The publisher’s description of Project Beta, the book documenting his story, calls it “the horrifying true story of a government-authorized campaign of disinformation that defined an era of alien paranoia and destroyed one man’s life“. This was not merely a case of a man losing his grip on reality — it was a case of reality being deliberately weaponised against him. The Bennewitz affair reveals the dangerous intersection of government secrecy, psychological manipulation, and belief formation.
Military Trauma and the Silence That Follows
Bennewitz was not alone. Military personnel who have encountered UAPs often face similar ordeals. They are subjected to harsh interrogations, psychological warfare, and institutional silence. The trauma is compounded by the knowledge that their experiences will not be believed, their careers may be destroyed, and their mental health will be left to deteriorate without support.
The parallels between the experiences of contactees, abductees, and military witnesses are striking. All face the same fundamental challenge: how do you process an experience that your culture tells you cannot be real? How do you heal from trauma when the very nature of that trauma is denied?
My Own Encounters
Like Bennewitz, I have walked this path. My own encounters have left me with questions that have no easy answers — and with a profound understanding of what it means to carry an experience that others find impossible to believe. The isolation, the self-doubt, the struggle to integrate the inexplicable into a coherent sense of self — these are not signs of mental illness. They are the natural responses of a human mind confronting something beyond its usual frame of reference.

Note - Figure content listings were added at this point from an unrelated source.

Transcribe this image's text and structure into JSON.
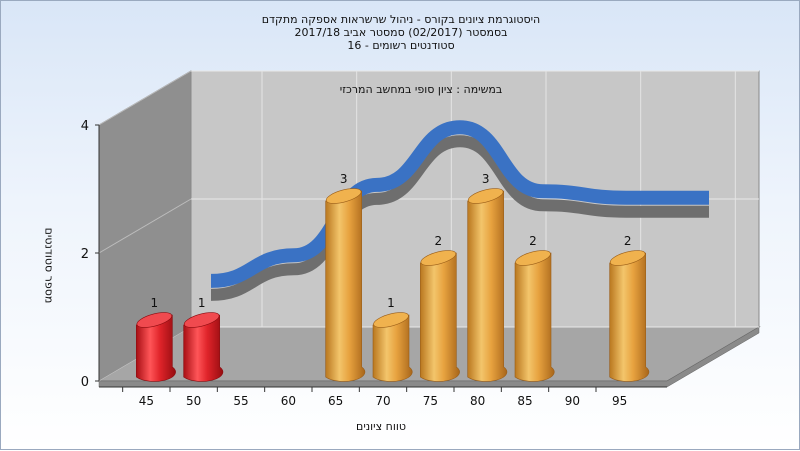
{
  "title_lines": [
    "היסטוגרמת ציונים בקורס - ניהול שרשראות אספקה מתקדם",
    "בסמסטר  (02/2017)  סמסטר אביב 2017/18",
    "סטודנטים רשומים - 16"
  ],
  "chart_data": {
    "type": "bar",
    "title": "היסטוגרמת ציונים בקורס - ניהול שרשראות אספקה מתקדם",
    "subtitle": "במשימה : ציון סופי במחשב המרכזי",
    "xlabel": "טווח ציונים",
    "ylabel": "מספר סטודנטים",
    "categories": [
      "45",
      "50",
      "55",
      "60",
      "65",
      "70",
      "75",
      "80",
      "85",
      "90",
      "95"
    ],
    "values": [
      1,
      1,
      0,
      0,
      3,
      1,
      2,
      3,
      2,
      0,
      2
    ],
    "labels": [
      "1",
      "1",
      "",
      "",
      "3",
      "1",
      "2",
      "3",
      "2",
      "",
      "2"
    ],
    "y_ticks": [
      "0",
      "2",
      "4"
    ],
    "ylim": [
      0,
      4
    ],
    "grid": true,
    "bar_colors": [
      "#e0242a",
      "#e0242a",
      "#e0242a",
      "#e0242a",
      "#e7a23f",
      "#e7a23f",
      "#e7a23f",
      "#e7a23f",
      "#e7a23f",
      "#e7a23f",
      "#e7a23f"
    ],
    "ribbon_color": "#3a72c4",
    "ribbon_shadow_color": "#6e6e6e",
    "ribbon_values": [
      1.1,
      1.5,
      2.6,
      3.5,
      2.5,
      2.4,
      2.4
    ]
  }
}
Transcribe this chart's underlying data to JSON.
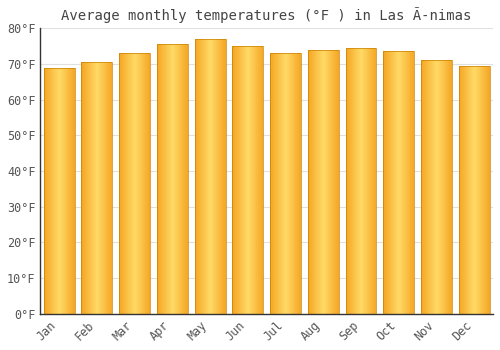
{
  "title": "Average monthly temperatures (°F ) in Las Ã­nimas",
  "months": [
    "Jan",
    "Feb",
    "Mar",
    "Apr",
    "May",
    "Jun",
    "Jul",
    "Aug",
    "Sep",
    "Oct",
    "Nov",
    "Dec"
  ],
  "values": [
    69,
    70.5,
    73,
    75.5,
    77,
    75,
    73,
    74,
    74.5,
    73.5,
    71,
    69.5
  ],
  "bar_color_center": "#FFD966",
  "bar_color_edge": "#F5A623",
  "bar_edge_color": "#C88000",
  "ylim": [
    0,
    80
  ],
  "yticks": [
    0,
    10,
    20,
    30,
    40,
    50,
    60,
    70,
    80
  ],
  "ytick_labels": [
    "0°F",
    "10°F",
    "20°F",
    "30°F",
    "40°F",
    "50°F",
    "60°F",
    "70°F",
    "80°F"
  ],
  "background_color": "#ffffff",
  "grid_color": "#e0e0e0",
  "title_fontsize": 10,
  "tick_fontsize": 8.5
}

What contactees and experiencers need is not judgement. It is not dismissal. It is recognition that their trauma is real, and that they deserve the same mental health support as anyone else who has been through a deeply disturbing experience.
A Call for Recognition
As we mark World UFO Day, let us expand its purpose. Let us not only ask governments to declassify their files. Let us also ask them — and our mental health institutions, and our society — to recognise the human cost of these phenomena.
Carole A Smith is right: those traumatised by mind control — whether through UFO contact, military encounters, or abduction experiences — deserve to have their suffering acknowledged as a legitimate mental health matter. The case of Paul Bennewitz stands as a warning of what happens when we fail to take this seriously. A brilliant physicist was systematically destroyed — not by extraterrestrials, but by his own government’s campaign of psychological manipulation.
The trauma is real. The suffering is real. And the need for compassion, validation, and proper mental health care is urgent.
This World UFO Day, let us remember: behind every sighting, every encounter, every abduction claim, there is a human being. And every human being deserves to be heard.